This is the third part of our series on the Mayor's big ideas for London. We've discussed the plans for a new Thames estuary airport plenty on this site (you can find just some of our articles here, here and here) and today it is in the news again (at time of writing the Prime Minister is re-shuffling, possibly moving his Transport Secretary to open the possibility of further Heathrow expansion).
It's now seems to be a truth universally acknowledged that the South East is in desperate need of airport capacity.
There are various ways of getting to where we need to be: more effectively using the capacity that is available in the SE; a third runway at Heathrow; expansion of Gatwick and Stansted; high-speed rail links between existing airports; and expansion of regional airports such as Birmingham.
However, in the Programme for Government, which both Coalition parties signed up to following the election, certain commitments were made about air capacity:
- We will cancel the third runway at Heathrow
- We will refuse permission for additional runways at Gatwick and Stansted.
This would suggest that at least two of the options above are immediately crossed off the list, leaving the choices of an estuary airport or growth of a regional hub more likely. Of course, a Government breaking a manifesto pledge, especially under the cover of economic need cannot, and should not, be ruled out.

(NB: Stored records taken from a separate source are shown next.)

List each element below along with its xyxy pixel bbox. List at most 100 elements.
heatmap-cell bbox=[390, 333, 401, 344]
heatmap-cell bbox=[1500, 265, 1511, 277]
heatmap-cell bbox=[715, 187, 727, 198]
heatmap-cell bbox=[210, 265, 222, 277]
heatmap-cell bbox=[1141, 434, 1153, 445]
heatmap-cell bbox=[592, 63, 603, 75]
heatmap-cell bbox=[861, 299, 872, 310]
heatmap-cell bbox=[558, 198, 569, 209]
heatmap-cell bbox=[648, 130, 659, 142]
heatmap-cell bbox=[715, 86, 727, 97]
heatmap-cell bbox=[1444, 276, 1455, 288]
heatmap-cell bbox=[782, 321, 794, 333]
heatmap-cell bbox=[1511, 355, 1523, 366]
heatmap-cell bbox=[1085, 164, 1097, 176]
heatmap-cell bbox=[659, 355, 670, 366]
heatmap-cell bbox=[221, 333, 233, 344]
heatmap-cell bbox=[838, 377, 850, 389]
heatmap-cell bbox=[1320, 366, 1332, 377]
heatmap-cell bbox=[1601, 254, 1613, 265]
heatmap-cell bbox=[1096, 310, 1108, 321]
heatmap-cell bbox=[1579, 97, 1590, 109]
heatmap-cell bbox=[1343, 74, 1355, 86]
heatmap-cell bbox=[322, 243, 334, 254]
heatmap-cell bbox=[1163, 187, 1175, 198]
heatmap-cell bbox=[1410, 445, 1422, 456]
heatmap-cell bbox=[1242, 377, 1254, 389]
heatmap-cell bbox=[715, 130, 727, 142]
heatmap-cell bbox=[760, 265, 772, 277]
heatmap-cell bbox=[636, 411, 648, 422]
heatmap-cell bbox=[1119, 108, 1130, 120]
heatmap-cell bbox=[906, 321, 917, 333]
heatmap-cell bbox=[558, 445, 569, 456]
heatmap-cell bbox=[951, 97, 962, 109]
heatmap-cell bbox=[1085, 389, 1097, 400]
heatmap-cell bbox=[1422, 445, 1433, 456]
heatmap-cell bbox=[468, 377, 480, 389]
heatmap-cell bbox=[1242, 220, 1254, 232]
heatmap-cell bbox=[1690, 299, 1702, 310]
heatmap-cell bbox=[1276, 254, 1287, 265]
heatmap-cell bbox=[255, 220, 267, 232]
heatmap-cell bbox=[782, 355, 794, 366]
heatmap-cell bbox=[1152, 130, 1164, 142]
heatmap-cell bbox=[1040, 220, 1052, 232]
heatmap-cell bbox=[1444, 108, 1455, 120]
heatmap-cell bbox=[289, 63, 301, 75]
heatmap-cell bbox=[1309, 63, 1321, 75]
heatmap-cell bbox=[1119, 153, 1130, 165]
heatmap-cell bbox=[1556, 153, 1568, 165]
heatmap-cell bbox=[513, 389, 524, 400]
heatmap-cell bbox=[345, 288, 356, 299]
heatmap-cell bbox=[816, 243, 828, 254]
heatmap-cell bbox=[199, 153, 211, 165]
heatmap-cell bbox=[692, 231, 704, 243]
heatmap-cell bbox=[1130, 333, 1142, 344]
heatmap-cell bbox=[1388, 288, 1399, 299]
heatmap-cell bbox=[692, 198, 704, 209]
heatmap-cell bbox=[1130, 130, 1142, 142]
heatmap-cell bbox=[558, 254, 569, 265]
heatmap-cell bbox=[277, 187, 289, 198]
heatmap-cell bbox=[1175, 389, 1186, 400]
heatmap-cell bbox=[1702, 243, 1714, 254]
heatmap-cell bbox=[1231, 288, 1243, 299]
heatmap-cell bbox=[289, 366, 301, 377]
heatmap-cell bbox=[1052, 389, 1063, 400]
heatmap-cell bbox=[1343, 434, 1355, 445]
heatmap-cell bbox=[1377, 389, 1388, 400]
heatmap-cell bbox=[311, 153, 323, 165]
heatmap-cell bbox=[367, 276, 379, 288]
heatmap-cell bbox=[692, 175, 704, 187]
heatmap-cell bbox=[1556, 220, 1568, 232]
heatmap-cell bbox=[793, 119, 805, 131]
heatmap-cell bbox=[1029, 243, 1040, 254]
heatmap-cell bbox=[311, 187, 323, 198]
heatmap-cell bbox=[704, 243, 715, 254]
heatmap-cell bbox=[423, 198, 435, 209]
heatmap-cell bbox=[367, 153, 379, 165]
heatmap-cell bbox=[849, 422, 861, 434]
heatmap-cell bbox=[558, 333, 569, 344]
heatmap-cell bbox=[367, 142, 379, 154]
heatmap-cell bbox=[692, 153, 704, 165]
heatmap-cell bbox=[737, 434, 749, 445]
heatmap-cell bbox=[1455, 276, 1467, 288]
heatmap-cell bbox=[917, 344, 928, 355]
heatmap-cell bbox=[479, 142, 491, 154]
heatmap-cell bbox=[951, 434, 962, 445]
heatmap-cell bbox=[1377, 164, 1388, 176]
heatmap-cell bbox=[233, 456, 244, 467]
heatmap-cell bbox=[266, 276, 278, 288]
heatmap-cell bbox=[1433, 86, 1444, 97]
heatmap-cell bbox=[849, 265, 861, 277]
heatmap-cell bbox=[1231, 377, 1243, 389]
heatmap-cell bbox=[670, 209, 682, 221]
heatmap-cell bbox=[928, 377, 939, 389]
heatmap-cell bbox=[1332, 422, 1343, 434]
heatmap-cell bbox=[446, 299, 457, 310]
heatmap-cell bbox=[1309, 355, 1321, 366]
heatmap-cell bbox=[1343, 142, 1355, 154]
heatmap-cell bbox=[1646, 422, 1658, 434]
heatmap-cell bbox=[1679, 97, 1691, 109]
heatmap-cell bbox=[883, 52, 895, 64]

There are three ideas currently in play for a new hub airport:
- The first, the Mayor's, was led by Doug Oakervee and examined the feasibility of a four runway Estuary Airport. The report (pdf download) published suggested that there were no real barriers other than political will to a scheme going ahead.
- The second, championed by Lord Foster, is a bigger project in the Hoo Peninsular which considers also secondary transport, flood protection, energy production, an orbital rail link around London, and freight management. Foster + Partners have information on their website and, controversially, plans for how to fund it.
- The third has only appeared recently, described, excitingly, as a secret plan for a 'London West' airport - four runways in either Oxfordshire or Berkshire at a cost of £40-£60bn.
So, those are the options. We're approaching capacity, the Mayor is layering on pressure, and those who favour infrastructure investment to boost the economy seem to be on the ascendent in Government.
The Mayor's plan is bold. Certainly something needs to be done (and soon) and a third runway at Heathrow would be little more than a very annoying, short term, sticking plaster. The Government should think carefully about what London, the South East, and the UK needs and act before it is too late. Interestingly, a report for the Foster + Partners plan suggests that an estuary airport could be built for £23bn within 14 years, only two years longer than a third Heathrow runway would take. As the saying goes, follow the money.
Of course, before any new airport can be approved, there are issues to put to bed: environmental concerns; the future of Heathrow; issues with air traffic interfering with Schipol, and the small problem of a sunken ship full of explosives in the Thames. None of these are easy.
However, we believe that it's time for the Government to think big.
Here's Daniel Moylan, a Mayoral advisor:
“Building this airport will be transformative for London and the Thames Estuary in a major way and have huge long-term benefits. It’s not an exaggeration to say the effects will still be felt in 500 years’ time.”
We agree. As today's reshuffle shows, this is an issue that's not going to go away any time soon. It's time for the Government to follow the Mayor's bold lead.
A couple of people have suggested that Justine Greening moving from Transport means that a third runway is going to go ahead.
I may (well) be wrong but if the Government is going to have a full and open inquiry into the best way forward then it makes sense to have the person nominally in charge not prejudiced against any of the options (as JG is against a third runway). If she does go I don't read this so much of a statement of intent as much as administering the inquiry fairly.